Après deux années de pourparlers laborieux sous la houlette de l’Union africaine, l’espoir pourrait renaître pour les habitants du Darfour. Le 5 mai, le principal mouvement de rébellion, l’Armée de libération du Soudan (SLA) signait en effet un accord de paix avec le gouvernement. A l’évidence, les amendements de dernière minute proposés par la diplomatie américaine en la personne du secrétaire d’Etat adjoint Robert Zoellick, ont joué un rôle majeur dans l’évolution de l’attitude du principal leader de l’insurrection, Minni Minnawi. Le gouvernement soudanais a obligation de désarmer immédiatement les milices janjawid, et le nombre de combattants rebelles qui doivent être intégrés aux forces de sécurité nationales a été augmenté : 4 000 d’entre eux doivent rejoindre l’armée, plus d’un millier seront incorporés à la police.

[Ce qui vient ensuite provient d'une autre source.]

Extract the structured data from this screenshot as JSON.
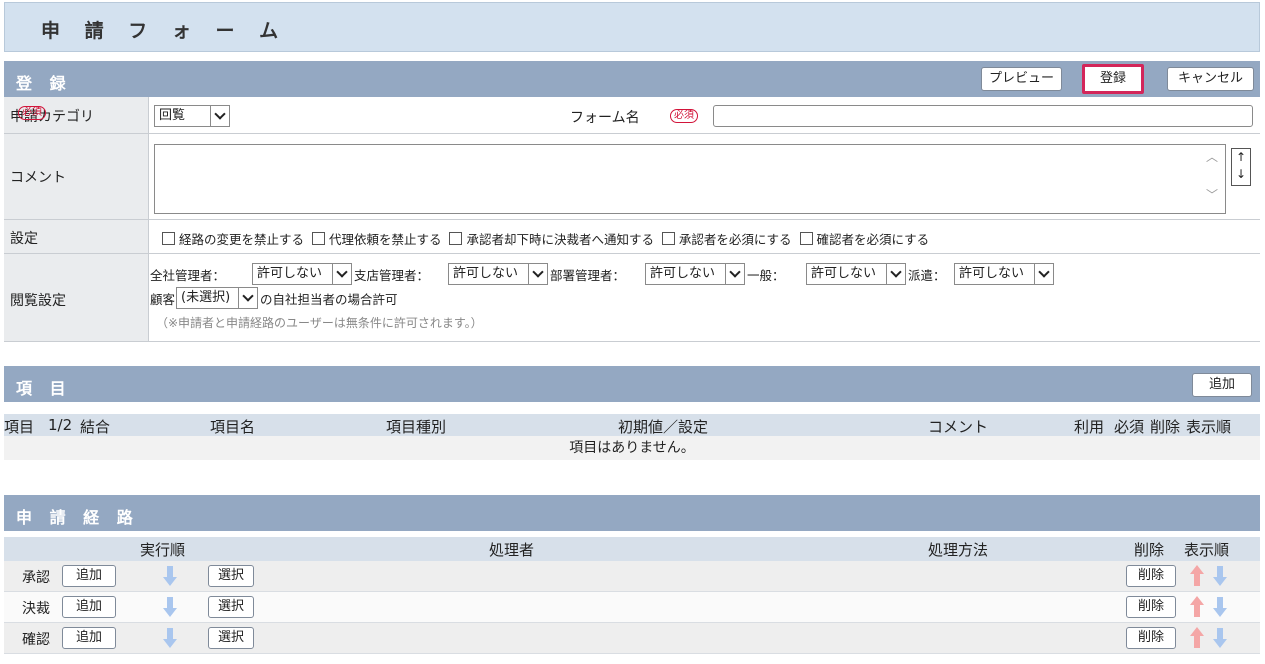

C’est sans doute le point le point le fragile de l’accord. Même si le gouvernement de Khartoum a accepté ces dispositions, ses représentants ne font pas mystère de leur méfiance sur le sujet.
Mais la principale inconnue porte aujourd’hui sur le refus de signer d’un groupe rebelle moins important, le Mouvement pour la justice et l’égalité (JEM). Ses leaders jugent très insuffisantes les concessions de Khartoum sur le partage du pouvoir et de la richesse. Ils revendiquent notamment la création d’un gouvernement régional au Darfour, un poste de vice-président du Soudan, une meilleure représentation dans les institutions nationales et le transfert de 6,5 % du PNB à un fonds de développement du Darfour, une région traditionnellement délaissée par les dirigeants arabes soudanais. Minni Minnawi saura-t-il néanmoins convaincre ses alliés de se rallier au processus de paix? La plupart des observateurs sont sceptiques, tant les divisions sont profondes au sein de l’insurrection.

Pétrole

Région traditionnellement démunie, le Darfour a-t-il plongé dans la guerre civile aussi pour des raisons pétrolières? L’hypothèse mérite d’être évoquée : selon les experts, le sous-sol de la région regorge de pétrole, et de récents forages ont confirmé la présence d’importantes réserves d’hydrocarbures. L’accord de paix conclu en janvier 2005 entre la rébellion du Sud et Khartoum reste muet sur la répartition de la future manne. Les insurgés du Darfour ont précisément revendiqué une meilleure répartition des richesses. Au début du conflit, ils demandaient que 13 % au moins des recettes pétrolières soient consacrées au développement de la région.